AARP is fighting to protect AAPI 50-plus voters

The pandemic has forced so many to make sacrifices we never thought possible: limited family gatherings, rescheduled weddings and canceled trips to visit family and friends.  But we should not sacrifice our right and responsibility to vote.

This month many communities nationwide launched their voter registration activities for the 2020 election. Historically, in every election cycle, citizens miss the voter registration deadlines, which means the community was not fully represented. This year, AARP is making sure every voice is heard on the issues that matter most to the 50-plus – including preventing cuts to Social Security and Medicare, lowering prescription drug prices, and voting safely from home or in-person.

For nearly four decades, turnout among voters age 45 and up have consistently outpaced other age groups. That is why AARP launched “Protect Voters 50+,” a comprehensive voter engagement campaign for the 2020 elections.
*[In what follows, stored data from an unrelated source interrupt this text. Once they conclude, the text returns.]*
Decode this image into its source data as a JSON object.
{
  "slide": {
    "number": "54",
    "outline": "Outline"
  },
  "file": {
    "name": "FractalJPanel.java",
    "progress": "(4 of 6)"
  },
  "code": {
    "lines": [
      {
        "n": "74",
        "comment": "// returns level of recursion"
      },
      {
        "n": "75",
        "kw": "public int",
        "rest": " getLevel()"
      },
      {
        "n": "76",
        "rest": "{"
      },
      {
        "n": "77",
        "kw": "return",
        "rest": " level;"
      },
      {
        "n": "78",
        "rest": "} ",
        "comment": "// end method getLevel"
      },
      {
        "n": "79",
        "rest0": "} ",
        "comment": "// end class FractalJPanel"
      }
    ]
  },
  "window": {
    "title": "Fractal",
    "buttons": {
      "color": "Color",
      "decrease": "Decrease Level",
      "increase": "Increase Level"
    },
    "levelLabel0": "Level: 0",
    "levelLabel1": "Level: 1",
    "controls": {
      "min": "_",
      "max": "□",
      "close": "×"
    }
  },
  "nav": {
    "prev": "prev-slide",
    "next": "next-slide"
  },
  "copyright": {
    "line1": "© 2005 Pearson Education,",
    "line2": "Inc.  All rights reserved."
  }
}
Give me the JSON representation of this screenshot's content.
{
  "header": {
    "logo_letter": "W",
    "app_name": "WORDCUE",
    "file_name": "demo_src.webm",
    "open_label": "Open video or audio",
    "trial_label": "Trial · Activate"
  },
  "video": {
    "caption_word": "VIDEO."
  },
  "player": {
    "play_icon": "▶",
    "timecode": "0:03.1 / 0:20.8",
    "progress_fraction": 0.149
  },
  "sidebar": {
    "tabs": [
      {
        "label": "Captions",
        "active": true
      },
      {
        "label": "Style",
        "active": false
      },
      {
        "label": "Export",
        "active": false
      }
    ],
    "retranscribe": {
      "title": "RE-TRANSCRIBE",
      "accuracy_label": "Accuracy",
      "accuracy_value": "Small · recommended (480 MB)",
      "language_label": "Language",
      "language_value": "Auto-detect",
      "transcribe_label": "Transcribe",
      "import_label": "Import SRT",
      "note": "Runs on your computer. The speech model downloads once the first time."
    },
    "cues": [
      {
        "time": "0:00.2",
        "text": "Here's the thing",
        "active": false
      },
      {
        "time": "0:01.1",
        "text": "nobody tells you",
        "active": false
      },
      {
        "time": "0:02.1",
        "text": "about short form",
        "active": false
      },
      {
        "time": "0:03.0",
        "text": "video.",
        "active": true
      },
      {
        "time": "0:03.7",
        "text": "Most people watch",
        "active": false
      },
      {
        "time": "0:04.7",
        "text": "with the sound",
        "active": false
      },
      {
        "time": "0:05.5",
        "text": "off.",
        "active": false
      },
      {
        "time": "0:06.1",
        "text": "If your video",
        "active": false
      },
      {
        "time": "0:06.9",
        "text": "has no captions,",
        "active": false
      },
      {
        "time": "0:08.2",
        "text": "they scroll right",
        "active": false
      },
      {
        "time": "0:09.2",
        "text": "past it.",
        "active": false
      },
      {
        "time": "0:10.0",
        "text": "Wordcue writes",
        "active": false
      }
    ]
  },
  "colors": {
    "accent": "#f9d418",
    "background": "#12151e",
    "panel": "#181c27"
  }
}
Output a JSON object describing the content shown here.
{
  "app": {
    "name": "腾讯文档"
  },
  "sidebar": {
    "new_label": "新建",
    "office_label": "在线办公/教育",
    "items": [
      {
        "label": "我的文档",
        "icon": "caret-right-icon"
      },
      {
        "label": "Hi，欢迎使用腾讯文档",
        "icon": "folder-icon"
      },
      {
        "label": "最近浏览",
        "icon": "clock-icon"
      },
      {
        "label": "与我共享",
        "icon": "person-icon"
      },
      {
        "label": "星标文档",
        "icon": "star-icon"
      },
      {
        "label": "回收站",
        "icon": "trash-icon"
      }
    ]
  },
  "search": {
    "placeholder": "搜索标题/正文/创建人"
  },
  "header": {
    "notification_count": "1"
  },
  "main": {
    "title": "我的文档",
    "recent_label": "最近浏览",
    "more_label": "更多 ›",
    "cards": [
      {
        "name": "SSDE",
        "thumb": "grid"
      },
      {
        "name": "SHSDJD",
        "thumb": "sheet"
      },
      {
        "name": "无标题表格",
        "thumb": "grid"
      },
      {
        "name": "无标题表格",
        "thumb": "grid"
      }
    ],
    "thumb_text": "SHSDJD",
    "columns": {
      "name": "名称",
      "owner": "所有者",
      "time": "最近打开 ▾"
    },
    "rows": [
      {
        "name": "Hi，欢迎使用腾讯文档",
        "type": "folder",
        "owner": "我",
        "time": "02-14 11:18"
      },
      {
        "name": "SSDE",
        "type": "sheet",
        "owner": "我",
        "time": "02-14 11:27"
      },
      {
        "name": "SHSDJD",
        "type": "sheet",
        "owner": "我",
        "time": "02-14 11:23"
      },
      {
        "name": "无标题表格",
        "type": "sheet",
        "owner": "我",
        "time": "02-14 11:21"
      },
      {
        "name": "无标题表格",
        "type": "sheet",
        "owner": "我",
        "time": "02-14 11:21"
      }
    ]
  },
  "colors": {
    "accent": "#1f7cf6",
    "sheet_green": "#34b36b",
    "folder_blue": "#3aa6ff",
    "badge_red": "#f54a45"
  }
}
The campaign provides information on where candidates stand on issues that matter to Americans 50+ and help them cast their votes safely from home or in-person.

Currently, there are about 178 million people working and paying into Social Security with every paycheck and many are concerned about its future. Older Americans are also interested in plans for the future of Medicare. It’s a matter of continuing access to quality and affordable health care. The 50-plus community who rely on prescription drugs for varying health conditions are also keen on whether policymakers will take action to lower prescription drug prices. Too many are faced with the choice of paying for life-saving prescriptions over rent, food and other essentials.  

In this year’s election, Asian Americans may break voter turnout records. Overall, Asian Americans are more enthusiastic about voting this year than previous elections with 47% of Chinese, 62% of Filipino, and 58% of Asian Indians responding this way, AAPI Data reported. However, that is not guaranteed without engaging them in the months ahead of Election Day (Nov. 3).  That is why AARP and APIAVote are working together to mobilize Asian American and Pacific Islanders (AAPIs) to get registered to vote and to actually vote.

It’s important to know your voting options in 2020. First, you can vote from home. Second, you can vote early. Third, you can still vote in person, on Election Day (Nov. 3).

Every state has different guidelines for absentee ballots and early voting. To help provide people with the information they need, AARP has developed state-by-state guides so voters can learn about their options for safer voting during the pandemic. Visit aarp.org/Election2020 for specific information about your state. If you choose to go to a polling place, please check to see if your regular location is still open or has changed due to the pandemic. Additionally, prioritize your personal safety: make sure to wear a mask, bring your ID, keep social distancing, and sanitize afterwards.

The pandemic is no excuse to force anyone to pass on their civic duty. Voting is fundamental to our democracy. So, candidates who want to win over these influential voters need to hear their concerns, court their vote and enable them to vote safely from home or in-person.